While most herds would test positive for PCVD, the incidence of pigs infected with the virus that develop clinical signs of PCVD can be as low as 4%.

  PCVD is characterised by

  • Wasting/weight loss      
  • Paleness
  • Intermittent diarrhoea
  • Dyspnoea
  • Enlarged inguinal lymph nodes
  • Occasional jaundice
Figure 3. PCVD in weaner pigs

Figure 4. Prominent lymph nodes

The weight loss is caused by nutrients intended for growth being redirected to the immune system and maintenance. There is a high mortality rate in affected piglets, most often within 48 to 72 hours, after onset of clinical signs. Some pigs survive a few weeks though recovery is rare if signs are severe. As a feature of PCVD immunosuppression pigs may also show signs of secondary bacterial or superimposed viral or fungal infections such as PRRS, E. coli enteritis, Salmonellosis and Haemophilis Parasuis (Glässers Disease).


  • Clinical signs
  • Post mortem is an effective way of diagnosing PCVD
  • Serology- ELISA based serology is only useful when paired sera, spaced 3 weeks apart, are tested showing seroconversion.

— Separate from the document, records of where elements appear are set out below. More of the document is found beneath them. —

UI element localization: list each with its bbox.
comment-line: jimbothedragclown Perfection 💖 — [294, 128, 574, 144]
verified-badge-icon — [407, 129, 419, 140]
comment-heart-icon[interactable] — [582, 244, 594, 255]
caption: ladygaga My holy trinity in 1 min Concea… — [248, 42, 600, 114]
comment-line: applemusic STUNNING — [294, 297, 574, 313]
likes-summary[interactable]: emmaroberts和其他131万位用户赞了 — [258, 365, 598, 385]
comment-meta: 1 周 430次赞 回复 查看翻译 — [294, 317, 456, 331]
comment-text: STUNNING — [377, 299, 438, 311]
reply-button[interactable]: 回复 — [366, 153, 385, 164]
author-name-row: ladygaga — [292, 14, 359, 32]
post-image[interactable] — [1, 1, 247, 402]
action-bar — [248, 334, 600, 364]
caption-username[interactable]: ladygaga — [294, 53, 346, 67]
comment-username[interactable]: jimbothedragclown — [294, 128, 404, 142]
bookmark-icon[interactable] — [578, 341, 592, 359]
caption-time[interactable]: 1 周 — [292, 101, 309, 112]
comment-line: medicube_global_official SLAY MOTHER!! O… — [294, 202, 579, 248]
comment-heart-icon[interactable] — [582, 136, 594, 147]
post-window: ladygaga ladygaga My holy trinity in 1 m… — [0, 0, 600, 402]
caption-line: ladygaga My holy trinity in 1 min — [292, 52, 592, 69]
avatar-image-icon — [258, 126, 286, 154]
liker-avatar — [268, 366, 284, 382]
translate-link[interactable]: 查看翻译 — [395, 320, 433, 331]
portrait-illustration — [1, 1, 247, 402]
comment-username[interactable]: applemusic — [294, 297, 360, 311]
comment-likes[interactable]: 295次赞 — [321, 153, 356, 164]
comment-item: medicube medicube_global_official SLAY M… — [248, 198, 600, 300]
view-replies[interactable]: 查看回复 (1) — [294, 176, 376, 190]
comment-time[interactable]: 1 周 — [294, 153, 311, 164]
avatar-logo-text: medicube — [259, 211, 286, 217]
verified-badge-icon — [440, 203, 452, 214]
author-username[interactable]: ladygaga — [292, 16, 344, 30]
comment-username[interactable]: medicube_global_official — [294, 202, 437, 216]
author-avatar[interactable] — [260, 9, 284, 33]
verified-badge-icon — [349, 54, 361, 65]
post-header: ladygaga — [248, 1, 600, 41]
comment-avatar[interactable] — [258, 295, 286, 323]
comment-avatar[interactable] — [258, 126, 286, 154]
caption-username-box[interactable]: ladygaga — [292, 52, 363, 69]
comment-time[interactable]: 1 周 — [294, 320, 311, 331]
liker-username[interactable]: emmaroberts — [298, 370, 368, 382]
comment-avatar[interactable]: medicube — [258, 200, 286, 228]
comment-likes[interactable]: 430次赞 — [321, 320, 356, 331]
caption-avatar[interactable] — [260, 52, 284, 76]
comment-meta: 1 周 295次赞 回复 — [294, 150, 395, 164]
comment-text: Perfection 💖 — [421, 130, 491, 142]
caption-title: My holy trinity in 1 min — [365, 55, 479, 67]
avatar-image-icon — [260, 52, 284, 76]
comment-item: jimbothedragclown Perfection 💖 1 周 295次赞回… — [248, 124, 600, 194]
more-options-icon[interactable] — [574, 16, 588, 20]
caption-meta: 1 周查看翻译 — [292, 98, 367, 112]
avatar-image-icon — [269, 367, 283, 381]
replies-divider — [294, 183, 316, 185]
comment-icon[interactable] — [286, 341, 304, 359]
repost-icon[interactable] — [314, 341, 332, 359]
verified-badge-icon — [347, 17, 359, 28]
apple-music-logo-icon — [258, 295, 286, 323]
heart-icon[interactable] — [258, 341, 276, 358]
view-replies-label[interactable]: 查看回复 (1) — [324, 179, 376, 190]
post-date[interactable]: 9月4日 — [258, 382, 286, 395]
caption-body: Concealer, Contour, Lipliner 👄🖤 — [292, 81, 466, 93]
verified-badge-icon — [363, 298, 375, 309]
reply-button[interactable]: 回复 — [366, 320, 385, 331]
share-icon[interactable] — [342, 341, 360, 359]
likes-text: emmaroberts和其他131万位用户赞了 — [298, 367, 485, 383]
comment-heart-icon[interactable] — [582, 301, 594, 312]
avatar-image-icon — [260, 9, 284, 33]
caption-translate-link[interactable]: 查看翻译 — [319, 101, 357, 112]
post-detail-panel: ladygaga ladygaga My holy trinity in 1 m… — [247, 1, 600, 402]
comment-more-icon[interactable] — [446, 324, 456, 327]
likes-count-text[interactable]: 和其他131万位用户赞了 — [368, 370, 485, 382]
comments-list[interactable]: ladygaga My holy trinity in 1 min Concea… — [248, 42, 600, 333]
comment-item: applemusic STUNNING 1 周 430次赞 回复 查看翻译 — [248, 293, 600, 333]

As PCV2 is a virus, treatment with antibiotics is not considered an aid in the prevention or control of PCVD. Although some studies suggest that when bacterial infections are occurring simultaneously with PCV2 infection, marginal benefits may be gained from antibiotic treatment.


Good management practices can have a significant effect on the control and spread of PCVD. The following approaches can assist in the control of disease:

  • Strict bio-security and hygiene measures
    • Strict adherence to all-in, all-out pig flow
    • Removal and treatment of sick pigs from the group to a sick pen
    • Minimal levels of cross fostering
    • Avoid excessive stocking rates

Immunisation by vaccination of piglets from weaning is the most cost-effective method to control PCVD along with good management practices. The most popular vaccination regime is a one-dose regime at weaning.  The chosen vaccination regime should provide protection against PCVD to the end of the fattening period which is usually at least 22 weeks.